GOODMAN GALLERY, JOHANNESBURG, 25 AUGUST – 22 SEPTEMBER 2012
Moshekwa Langa, Blue Lagoon, 2012, string, enamel and mixed media on paper, 140 x 100cm
The exhibition uses the artist’s self-avowed sense of ‘visual anthropology’ in mixed media, to document various aspects of his life in South Africa. Key to this is a remembrance of his late grandmother, who gives her name to the show.
Langa’s characteristic abstracted primitivism is fully evident in the spread of works, which extend back over the past ten years. What is also apparent – from the powerful brutalism of the figures in Night Life 1 and 2 (2002), to the idyllically childlike landscape of After Muafangejo (2011) – is that the artist has refined his technique while retaining the ritualised essence of the work.
The bold and simple lines and strongly humorous strain in the artist’s portraits are well represented here, as are sophisticated examples of the artist’s use of collage. Works such as Millie (2011–12) and Xolani (2008) demonstrate quite different palettes and approaches to mixed media in the collage form, and both are fine examples of an evocative ‘anthropological’ visual quality.
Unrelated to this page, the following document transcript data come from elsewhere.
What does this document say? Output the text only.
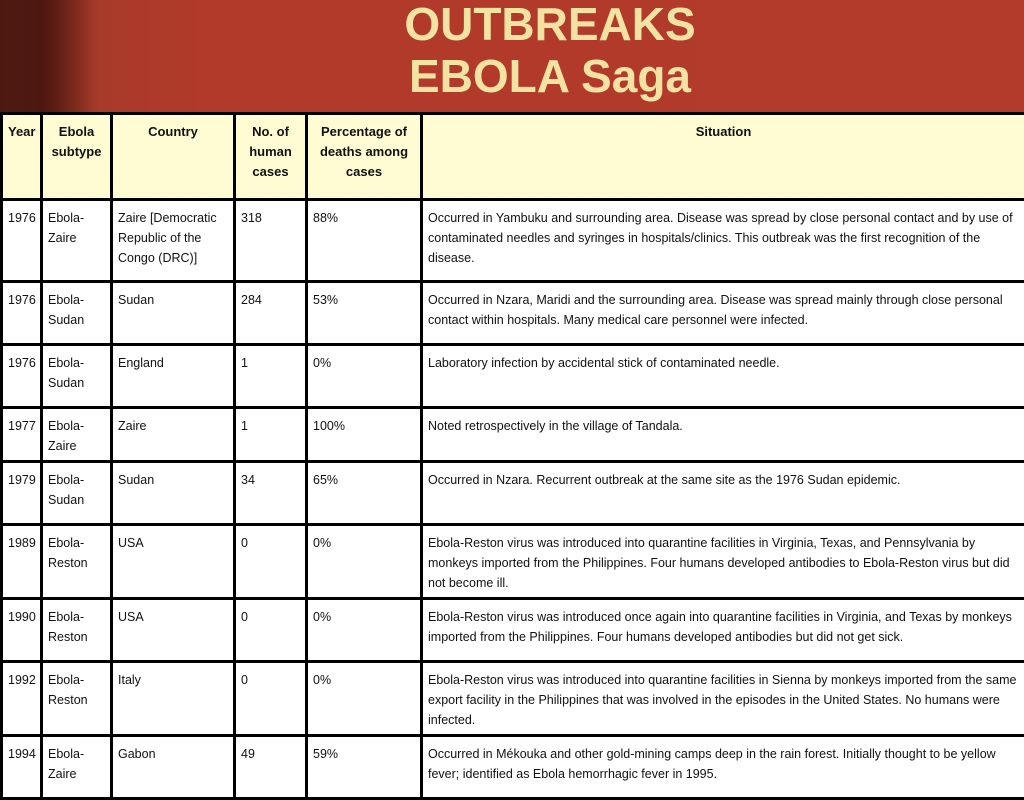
OUTBREAKS
EBOLA Saga
Year	Ebola subtype	Country	No. of human cases	Percentage of deaths among cases	Situation
1976	Ebola-Zaire	Zaire [Democratic Republic of the Congo (DRC)]	318	88%	Occurred in Yambuku and surrounding area. Disease was spread by close personal contact and by use of contaminated needles and syringes in hospitals/clinics. This outbreak was the first recognition of the disease.
1976	Ebola-Sudan	Sudan	284	53%	Occurred in Nzara, Maridi and the surrounding area. Disease was spread mainly through close personal contact within hospitals. Many medical care personnel were infected.
1976	Ebola-Sudan	England	1	0%	Laboratory infection by accidental stick of contaminated needle.
1977	Ebola-Zaire	Zaire	1	100%	Noted retrospectively in the village of Tandala.
1979	Ebola-Sudan	Sudan	34	65%	Occurred in Nzara. Recurrent outbreak at the same site as the 1976 Sudan epidemic.
1989	Ebola-Reston	USA	0	0%	Ebola-Reston virus was introduced into quarantine facilities in Virginia, Texas, and Pennsylvania by monkeys imported from the Philippines. Four humans developed antibodies to Ebola-Reston virus but did not become ill.
1990	Ebola-Reston	USA	0	0%	Ebola-Reston virus was introduced once again into quarantine facilities in Virginia, and Texas by monkeys imported from the Philippines. Four humans developed antibodies but did not get sick.
1992	Ebola-Reston	Italy	0	0%	Ebola-Reston virus was introduced into quarantine facilities in Sienna by monkeys imported from the same export facility in the Philippines that was involved in the episodes in the United States. No humans were infected.
1994	Ebola-Zaire	Gabon	49	59%	Occurred in Mékouka and other gold-mining camps deep in the rain forest. Initially thought to be yellow fever; identified as Ebola hemorrhagic fever in 1995.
Moshekwa Langa, Night Life II, 2002, ink on paper, 150 x 110cm
Another theme running through disparate works on the show, and again in keeping with a ritualistic, almost shamanic approach, is that of naming. Several works from the 2000s show lists of painted names, intricately listed on the paper, and carefully designed. The long lists of personal names and, in a work such as Xavier (2003), an extended set of word associations, bring together incantation and tabulation of the artist’s personal life, in compellingly thought-through and yet deceptively simple, colourful tableaux.
Finally, more recent works such as Lesiba (2010) and Blue Lagoon (2012) are more formally abstract, working with a deep palette, and incorporating multi-coloured threading. The dendritic quality of these works sums up quite profoundly the rhizomatic life of a nomadic artist. The show as a whole expresses the cycle of a return to the country of his birth to find things changed – not quite able to find the deep roots he once had, and yet finding roots after all, and doing so with idiosyncratic humour and a profound grasp of his techniques.
James Sey is a Research Associate in the Research Centre, Visual Identities in Art and Design, Faculty of Fine Art, Design and Architecture, University of Johannesburg.